Инспектор встал, и Анника с изумлением увидела, что на нем надеты розовые габардиновые брюки.
— Слушай, ты настоящий представитель европейской поп-культуры, — не скрывая удивления, сказала она. — Ты, случайно, не член клуба фанатов Евровидения?
— Я член организационного комитета, — парировал он. — Тебе с молоком и с сахаром?
Она кивнула и принялась разглядывать кабинет, а инспектор вышел в коридор, чтобы принести кофе.

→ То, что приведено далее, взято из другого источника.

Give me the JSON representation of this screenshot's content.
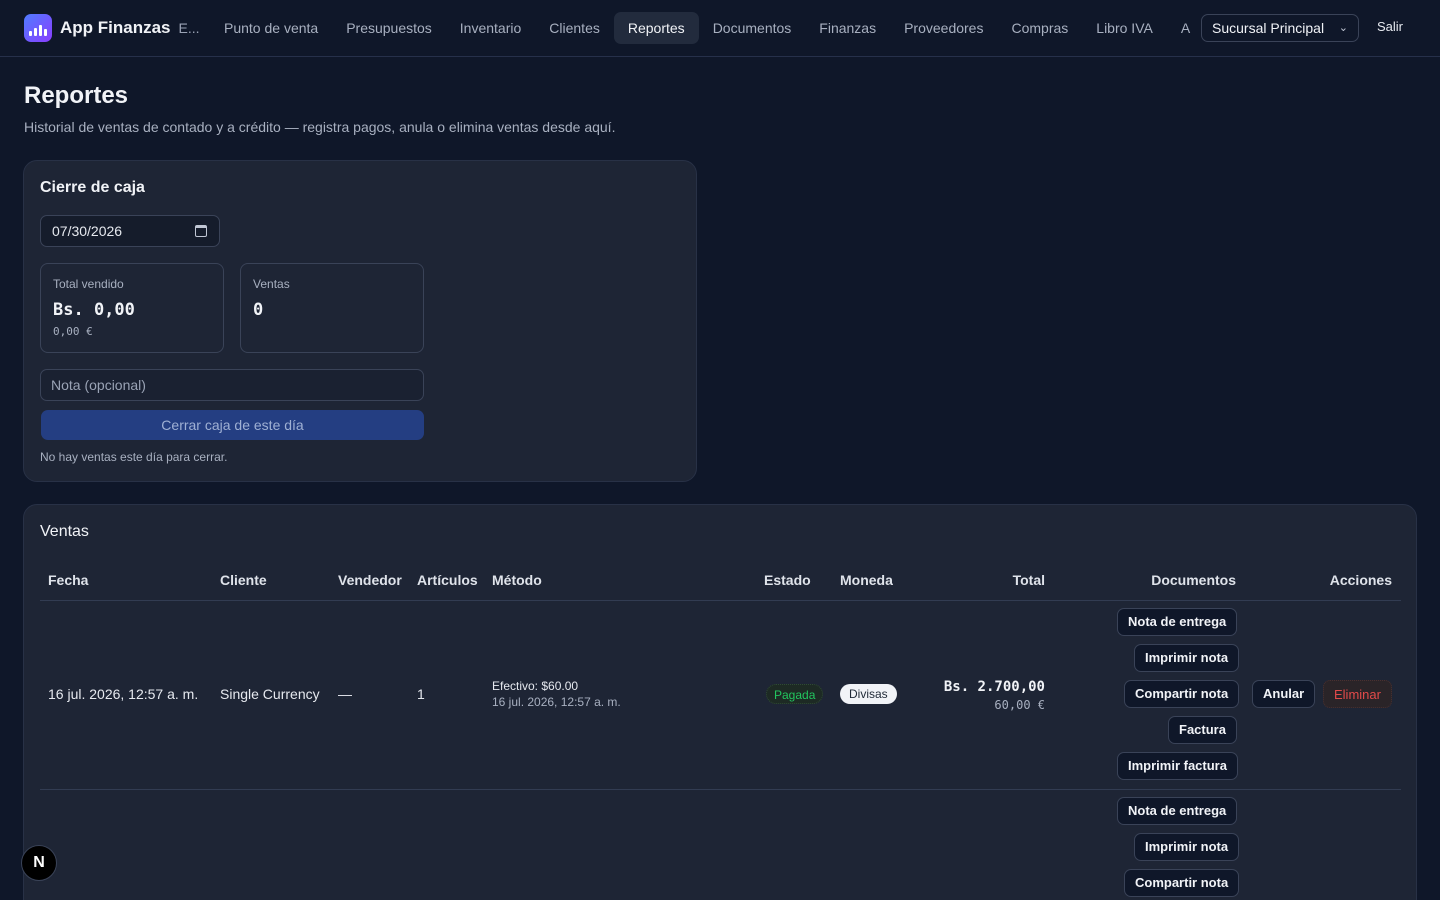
{
  "app": {
    "name": "App Finanzas",
    "sub": "E..."
  },
  "nav": {
    "items": [
      "Punto de venta",
      "Presupuestos",
      "Inventario",
      "Clientes",
      "Reportes",
      "Documentos",
      "Finanzas",
      "Proveedores",
      "Compras",
      "Libro IVA",
      "A"
    ],
    "active": "Reportes"
  },
  "branch": {
    "selected": "Sucursal Principal"
  },
  "logout_label": "Salir",
  "page": {
    "title": "Reportes",
    "subtitle": "Historial de ventas de contado y a crédito — registra pagos, anula o elimina ventas desde aquí."
  },
  "cash_close": {
    "title": "Cierre de caja",
    "date": "07/30/2026",
    "total_label": "Total vendido",
    "total_value": "Bs. 0,00",
    "total_sub": "0,00 €",
    "sales_label": "Ventas",
    "sales_value": "0",
    "note_placeholder": "Nota (opcional)",
    "close_button": "Cerrar caja de este día",
    "hint": "No hay ventas este día para cerrar."
  },
  "sales": {
    "title": "Ventas",
    "columns": [
      "Fecha",
      "Cliente",
      "Vendedor",
      "Artículos",
      "Método",
      "Estado",
      "Moneda",
      "Total",
      "Documentos",
      "Acciones"
    ],
    "rows": [
      {
        "date": "16 jul. 2026, 12:57 a. m.",
        "client": "Single Currency",
        "seller": "—",
        "items": "1",
        "method": "Efectivo: $60.00",
        "method_date": "16 jul. 2026, 12:57 a. m.",
        "status": "Pagada",
        "currency": "Divisas",
        "total": "Bs. 2.700,00",
        "total_sub": "60,00 €",
        "documents": [
          "Nota de entrega",
          "Imprimir nota",
          "Compartir nota",
          "Factura",
          "Imprimir factura"
        ],
        "actions": [
          "Anular",
          "Eliminar"
        ]
      },
      {
        "documents": [
          "Nota de entrega",
          "Imprimir nota",
          "Compartir nota"
        ]
      }
    ]
  },
  "dev_badge": "N",
  "colors": {
    "accent": "#4f7cff",
    "paid": "#22c55e",
    "danger": "#e24a4a",
    "background": "#0f1729",
    "card": "#1e2535"
  }
}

Его любовь к гавайским рубашкам и шумной поп-музыке мало отразилась на убранстве кабинета.
С момента их знакомства прошло почти десять лет. Тогда он возглавлял расследование убийства стриптизерши Йосефины Лильеберг, девушки, мечтавшей стать журналисткой и найденной со следами удушения мертвой за надгробным камнем на еврейском кладбище в парке Кронеберг. За годы знакомства они обменялись морем информации, часто, хотя и не всегда, к взаимной выгоде. Иногда он говорил, что эти особые отношения закончены, но разрыв никогда не бывал длительным. Анника не питала никаких иллюзий относительно причин.
Инспектору К. был нужен рупор в СМИ. Он знал, что она почти всегда может настоять на публикации любой своей статьи, и это означало, что он может надежно внедрить туда нужную ему информацию, полезную для очередного расследования.

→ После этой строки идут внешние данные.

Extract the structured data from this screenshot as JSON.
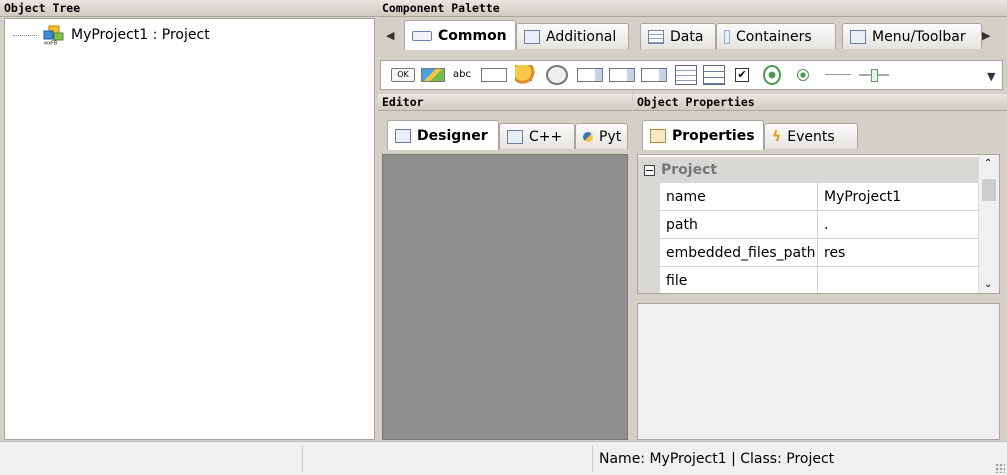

— Только не говори, что мы ничего не делаем, — сказал он, ставя перед ней чашку кофе, умудрившись при этом пролить его на стол.
— Наверное, вся деятельность происходит за стенами этого кабинета, — сказала Анника. — Но, видимо, тоже не всегда.
Инспектор К. тяжело вздохнул, рухнул в кресло и положил ноги на стол.
— Да, — сказал он, — ты права. Только треть всех полицейских офицеров раскрывает почти все преступления, а остальные почти ничего не делают. Это ужасная проблема — она состоит в том, что в наши дни молодые офицеры, заканчивающие академию, часто бывают умнее, чем их умудренные опытом начальники.
Анника подула на кофе. Он был дьявольски горячим и отдавал смолой.
— Что ты имеешь в виду? — спросила она.
— В добрые старые времена было очень трудно заполнить полицейские учебные заведения, поэтому туда принимали всех, кто хотел. Теперь приходится отбирать, и на учебу попадает один из десяти кандидатов, поэтому только элита становится полицейскими офицерами. Это означает, что уровень сотрудников полиции стал очень неравномерным. Молодые офицеры талантливы и мотивированы, а старые — медлительные увальни, которых вообще ничего не интересует.